The Zika project was funded by Janssen Pharmaceuticals, now part of Johnson & Johnson Innovation, and it received some support from a federal program, according to the paper published in August. The team notes that its protocol was approved by the Alpha Genesis IACUC, and it credits Ferguson and long-time Alpha Genesis scientist William Rinaldi as contributors.

The paper details how 14 pregnant rhesus monkeys received the experimental vaccine, then returned to their social groups while it took effect. Some were injected with Zika, which had been cultured in the laboratory. The paper does not detail any movement of the monkeys off the Alpha Genesis property. Experts say standard protocol is to confine them in cages inside the lab to avoid exposure. The author of the paper, Amanda Martinot, did not respond to emails from The Post and Courier.

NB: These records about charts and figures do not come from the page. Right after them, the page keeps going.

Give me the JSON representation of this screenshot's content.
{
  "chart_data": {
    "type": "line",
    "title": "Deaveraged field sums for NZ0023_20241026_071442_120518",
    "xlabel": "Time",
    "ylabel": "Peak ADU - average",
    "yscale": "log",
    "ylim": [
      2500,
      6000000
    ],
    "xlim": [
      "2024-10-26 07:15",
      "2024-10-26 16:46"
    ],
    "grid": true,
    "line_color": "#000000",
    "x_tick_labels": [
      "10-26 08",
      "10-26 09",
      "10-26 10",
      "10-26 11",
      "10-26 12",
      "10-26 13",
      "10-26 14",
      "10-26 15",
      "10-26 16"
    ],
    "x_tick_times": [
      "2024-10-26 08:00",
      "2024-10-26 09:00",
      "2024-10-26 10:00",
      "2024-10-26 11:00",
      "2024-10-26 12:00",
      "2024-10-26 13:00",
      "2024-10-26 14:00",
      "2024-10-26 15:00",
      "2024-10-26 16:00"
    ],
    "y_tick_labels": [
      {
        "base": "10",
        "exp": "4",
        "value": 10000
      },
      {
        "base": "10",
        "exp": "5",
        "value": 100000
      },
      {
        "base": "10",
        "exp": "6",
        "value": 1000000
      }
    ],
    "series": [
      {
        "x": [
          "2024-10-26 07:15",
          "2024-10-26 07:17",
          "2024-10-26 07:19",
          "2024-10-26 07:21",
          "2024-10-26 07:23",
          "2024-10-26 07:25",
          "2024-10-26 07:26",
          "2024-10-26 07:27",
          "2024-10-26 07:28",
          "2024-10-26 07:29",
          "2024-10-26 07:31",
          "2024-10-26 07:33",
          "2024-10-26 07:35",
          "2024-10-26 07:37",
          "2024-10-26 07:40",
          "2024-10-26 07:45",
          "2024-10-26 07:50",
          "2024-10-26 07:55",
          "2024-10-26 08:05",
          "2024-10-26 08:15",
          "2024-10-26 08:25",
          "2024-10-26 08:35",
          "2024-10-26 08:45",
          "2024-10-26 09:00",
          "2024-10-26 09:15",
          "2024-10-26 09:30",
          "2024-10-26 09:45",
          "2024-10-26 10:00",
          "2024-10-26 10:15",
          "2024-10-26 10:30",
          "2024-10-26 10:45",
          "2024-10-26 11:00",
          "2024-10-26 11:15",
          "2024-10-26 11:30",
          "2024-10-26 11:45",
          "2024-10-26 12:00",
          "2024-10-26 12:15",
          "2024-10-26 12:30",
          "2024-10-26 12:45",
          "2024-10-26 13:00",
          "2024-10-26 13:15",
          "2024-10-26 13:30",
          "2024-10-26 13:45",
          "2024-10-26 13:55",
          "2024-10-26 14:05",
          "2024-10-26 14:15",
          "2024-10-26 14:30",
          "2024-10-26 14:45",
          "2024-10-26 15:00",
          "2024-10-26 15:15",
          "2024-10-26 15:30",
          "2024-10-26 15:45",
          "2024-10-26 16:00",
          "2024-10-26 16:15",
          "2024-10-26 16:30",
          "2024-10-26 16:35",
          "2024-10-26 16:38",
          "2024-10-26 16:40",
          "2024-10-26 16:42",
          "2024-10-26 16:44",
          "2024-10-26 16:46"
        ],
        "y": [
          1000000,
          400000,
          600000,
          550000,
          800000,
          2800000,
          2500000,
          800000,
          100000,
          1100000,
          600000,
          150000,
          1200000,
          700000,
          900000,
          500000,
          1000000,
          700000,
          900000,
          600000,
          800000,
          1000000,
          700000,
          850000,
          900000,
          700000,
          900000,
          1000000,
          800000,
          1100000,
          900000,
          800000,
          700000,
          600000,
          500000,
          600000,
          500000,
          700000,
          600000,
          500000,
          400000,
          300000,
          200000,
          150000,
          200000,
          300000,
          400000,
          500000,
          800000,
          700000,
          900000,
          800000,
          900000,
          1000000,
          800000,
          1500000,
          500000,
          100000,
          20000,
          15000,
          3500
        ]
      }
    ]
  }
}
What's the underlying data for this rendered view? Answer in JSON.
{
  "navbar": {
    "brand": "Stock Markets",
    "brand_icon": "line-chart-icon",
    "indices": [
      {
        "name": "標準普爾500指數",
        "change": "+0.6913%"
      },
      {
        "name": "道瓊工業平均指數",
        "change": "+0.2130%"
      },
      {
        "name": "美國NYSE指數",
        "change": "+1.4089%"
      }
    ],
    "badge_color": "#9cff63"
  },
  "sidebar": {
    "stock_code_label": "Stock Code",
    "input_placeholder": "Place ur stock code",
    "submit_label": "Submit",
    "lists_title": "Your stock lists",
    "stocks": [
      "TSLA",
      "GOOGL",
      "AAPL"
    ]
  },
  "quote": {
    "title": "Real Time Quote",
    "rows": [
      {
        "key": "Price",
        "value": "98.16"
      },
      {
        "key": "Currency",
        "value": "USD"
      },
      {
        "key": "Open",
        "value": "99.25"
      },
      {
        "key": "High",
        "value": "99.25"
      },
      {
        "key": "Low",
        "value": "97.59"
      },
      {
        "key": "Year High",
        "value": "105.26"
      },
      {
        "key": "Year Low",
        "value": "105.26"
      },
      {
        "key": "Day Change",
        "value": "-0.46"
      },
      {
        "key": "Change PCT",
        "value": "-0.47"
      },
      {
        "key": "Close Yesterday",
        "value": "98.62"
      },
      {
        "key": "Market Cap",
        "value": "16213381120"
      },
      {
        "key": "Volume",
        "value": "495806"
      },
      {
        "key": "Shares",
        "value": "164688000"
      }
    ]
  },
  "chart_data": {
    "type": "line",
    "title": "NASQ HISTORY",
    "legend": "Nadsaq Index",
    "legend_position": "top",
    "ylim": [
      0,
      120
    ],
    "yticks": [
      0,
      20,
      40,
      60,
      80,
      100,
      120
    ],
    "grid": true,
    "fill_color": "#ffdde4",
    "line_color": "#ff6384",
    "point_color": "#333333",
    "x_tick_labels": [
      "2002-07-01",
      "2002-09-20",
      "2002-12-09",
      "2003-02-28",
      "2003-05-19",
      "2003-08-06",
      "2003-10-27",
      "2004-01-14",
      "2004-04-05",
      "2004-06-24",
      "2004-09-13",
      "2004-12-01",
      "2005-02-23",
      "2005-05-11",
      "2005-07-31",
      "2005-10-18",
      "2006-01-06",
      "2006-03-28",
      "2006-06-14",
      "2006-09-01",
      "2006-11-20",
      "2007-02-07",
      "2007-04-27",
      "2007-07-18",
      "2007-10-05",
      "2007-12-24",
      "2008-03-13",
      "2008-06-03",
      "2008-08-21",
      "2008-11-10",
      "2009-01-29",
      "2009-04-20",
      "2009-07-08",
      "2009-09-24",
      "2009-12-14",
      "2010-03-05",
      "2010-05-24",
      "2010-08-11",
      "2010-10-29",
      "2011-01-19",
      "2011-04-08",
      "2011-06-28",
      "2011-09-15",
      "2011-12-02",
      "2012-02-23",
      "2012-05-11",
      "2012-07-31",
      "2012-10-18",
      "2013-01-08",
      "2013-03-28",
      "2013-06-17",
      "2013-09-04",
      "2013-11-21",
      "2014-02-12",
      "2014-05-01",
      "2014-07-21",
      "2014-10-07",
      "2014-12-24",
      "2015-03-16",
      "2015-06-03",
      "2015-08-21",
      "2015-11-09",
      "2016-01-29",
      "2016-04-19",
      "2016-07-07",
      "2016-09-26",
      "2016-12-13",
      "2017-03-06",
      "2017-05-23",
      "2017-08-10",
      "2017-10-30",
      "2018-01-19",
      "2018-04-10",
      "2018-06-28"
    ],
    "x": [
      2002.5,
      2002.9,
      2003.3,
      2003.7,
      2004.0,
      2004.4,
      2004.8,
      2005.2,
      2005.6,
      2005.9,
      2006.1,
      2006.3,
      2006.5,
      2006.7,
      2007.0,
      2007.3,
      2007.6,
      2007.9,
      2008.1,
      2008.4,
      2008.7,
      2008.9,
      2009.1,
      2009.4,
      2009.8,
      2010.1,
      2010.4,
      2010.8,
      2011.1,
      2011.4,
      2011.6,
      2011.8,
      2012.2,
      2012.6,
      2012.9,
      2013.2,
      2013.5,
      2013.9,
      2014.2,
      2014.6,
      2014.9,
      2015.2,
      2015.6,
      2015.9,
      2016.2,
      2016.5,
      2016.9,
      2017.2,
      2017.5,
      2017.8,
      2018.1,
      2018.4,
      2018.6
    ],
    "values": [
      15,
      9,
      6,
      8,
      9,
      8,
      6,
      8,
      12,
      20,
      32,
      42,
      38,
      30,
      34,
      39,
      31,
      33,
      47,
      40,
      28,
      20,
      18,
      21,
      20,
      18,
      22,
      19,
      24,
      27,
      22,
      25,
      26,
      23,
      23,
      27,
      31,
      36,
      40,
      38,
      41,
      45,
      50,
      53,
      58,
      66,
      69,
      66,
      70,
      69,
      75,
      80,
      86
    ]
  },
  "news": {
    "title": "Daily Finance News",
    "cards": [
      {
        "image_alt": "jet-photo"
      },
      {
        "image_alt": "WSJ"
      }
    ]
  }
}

Two weeks before their due dates, the pregnant monkeys underwent C sections. Researchers euthanized their fetuses to study their brains. They found several brain abnormalities consistent with defects researchers had found in infected human babies.

The researchers concluded from the study that the new vaccine effectively protects monkeys from the virus, a step in bringing the drug to human trials.

None of the Zika research thus far has yielded a marketable vaccine. The virus is still a problem in many parts of the world, and the federal Centers for Disease Control and Prevention warns international travelers to be careful in countries where Zika is present, though no cases have been acquired in U.S. states since 2017.

The former employee said that the areas designated for animal research were slightly more secure than the breeding colonies from which the monkeys escaped. Cockroaches, palmetto bugs and large rodents wriggled into the building holding these tested primates and could find their way out, the ex-employee said.

Westergaard has declined requests for reporters to tour the facility.